Sachin Tendulkar will celebrate another significant milestone today, as the Little Master turns 40.
Since he burst on to the scene as a 16-year-old at Karachi in 1989, Tendulkar has become the leading Test and one-day runscorer of all-time, amassing a phenomenal 34,273 runs in his 24-year career.
His record of 100 international centuries is a dedication to his longevity and class, while even his leg-spin deliveries have claimed the scalps of 200 international batsmen.
His place in the Indian team has increasingly come up for debate, however. In his past 12 Tests, Tendulkar has averaged just 22.52 and passed fifty on only two occasions.
His last Test century was over two years ago and it took him a year to bring up his 100th international century against minnows Bangladesh in a one-dayer in March last year.
The great man himself has offered only a limited insight regarding retirement.
Speaking six months ago, he said: "I am 39-plus and it is not abnormal for me to think of retirement.
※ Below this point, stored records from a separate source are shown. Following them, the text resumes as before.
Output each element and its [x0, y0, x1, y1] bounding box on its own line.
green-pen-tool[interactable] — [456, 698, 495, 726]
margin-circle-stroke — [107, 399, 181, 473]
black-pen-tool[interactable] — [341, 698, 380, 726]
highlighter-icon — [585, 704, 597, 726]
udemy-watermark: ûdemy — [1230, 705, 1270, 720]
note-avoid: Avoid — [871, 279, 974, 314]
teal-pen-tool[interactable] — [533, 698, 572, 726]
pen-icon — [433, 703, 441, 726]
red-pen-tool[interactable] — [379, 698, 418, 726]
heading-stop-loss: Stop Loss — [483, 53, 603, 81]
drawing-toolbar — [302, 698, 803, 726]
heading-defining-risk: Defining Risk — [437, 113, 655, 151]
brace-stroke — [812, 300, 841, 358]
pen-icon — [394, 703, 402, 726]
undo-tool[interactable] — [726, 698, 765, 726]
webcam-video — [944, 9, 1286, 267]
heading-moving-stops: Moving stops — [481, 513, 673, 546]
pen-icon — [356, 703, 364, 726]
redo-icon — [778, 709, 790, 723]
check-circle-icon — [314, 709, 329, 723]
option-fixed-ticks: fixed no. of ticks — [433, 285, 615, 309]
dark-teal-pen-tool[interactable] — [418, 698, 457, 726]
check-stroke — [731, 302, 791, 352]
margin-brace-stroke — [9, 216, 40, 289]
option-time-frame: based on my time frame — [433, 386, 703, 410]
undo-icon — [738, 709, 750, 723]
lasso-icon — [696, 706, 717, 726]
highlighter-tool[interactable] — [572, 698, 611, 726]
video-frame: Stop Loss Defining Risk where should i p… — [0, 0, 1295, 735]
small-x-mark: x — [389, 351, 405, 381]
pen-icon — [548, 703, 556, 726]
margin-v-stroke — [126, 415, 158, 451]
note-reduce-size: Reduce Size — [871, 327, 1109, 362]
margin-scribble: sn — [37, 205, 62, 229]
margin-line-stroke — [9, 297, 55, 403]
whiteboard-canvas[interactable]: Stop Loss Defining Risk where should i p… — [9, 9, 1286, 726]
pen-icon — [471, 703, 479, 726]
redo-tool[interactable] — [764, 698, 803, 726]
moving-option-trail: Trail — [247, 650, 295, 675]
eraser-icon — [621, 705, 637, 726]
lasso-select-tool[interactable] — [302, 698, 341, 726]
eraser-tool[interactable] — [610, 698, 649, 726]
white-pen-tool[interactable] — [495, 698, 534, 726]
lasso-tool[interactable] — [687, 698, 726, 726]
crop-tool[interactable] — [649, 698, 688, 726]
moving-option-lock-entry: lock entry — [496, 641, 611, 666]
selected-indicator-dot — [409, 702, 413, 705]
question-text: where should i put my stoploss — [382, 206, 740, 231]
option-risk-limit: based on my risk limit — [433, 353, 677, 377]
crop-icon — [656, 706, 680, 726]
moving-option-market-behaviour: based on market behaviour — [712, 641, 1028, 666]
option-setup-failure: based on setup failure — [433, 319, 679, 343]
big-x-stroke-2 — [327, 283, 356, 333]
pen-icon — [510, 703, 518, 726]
I will go by what my heart says. At this moment, my heart says I am OK."
Tendulkar has since retired from the 50-over game in a bid to prolong his 198-Test career.
When asked last week if he was closer to calling time, Tendulkar offered a blunt rebuke.
"People have been talking about my retirement since 2005, but that does not worry me at all," he said.
"Your job is to write, my job is to play. I will stick to my job and you stick to yours."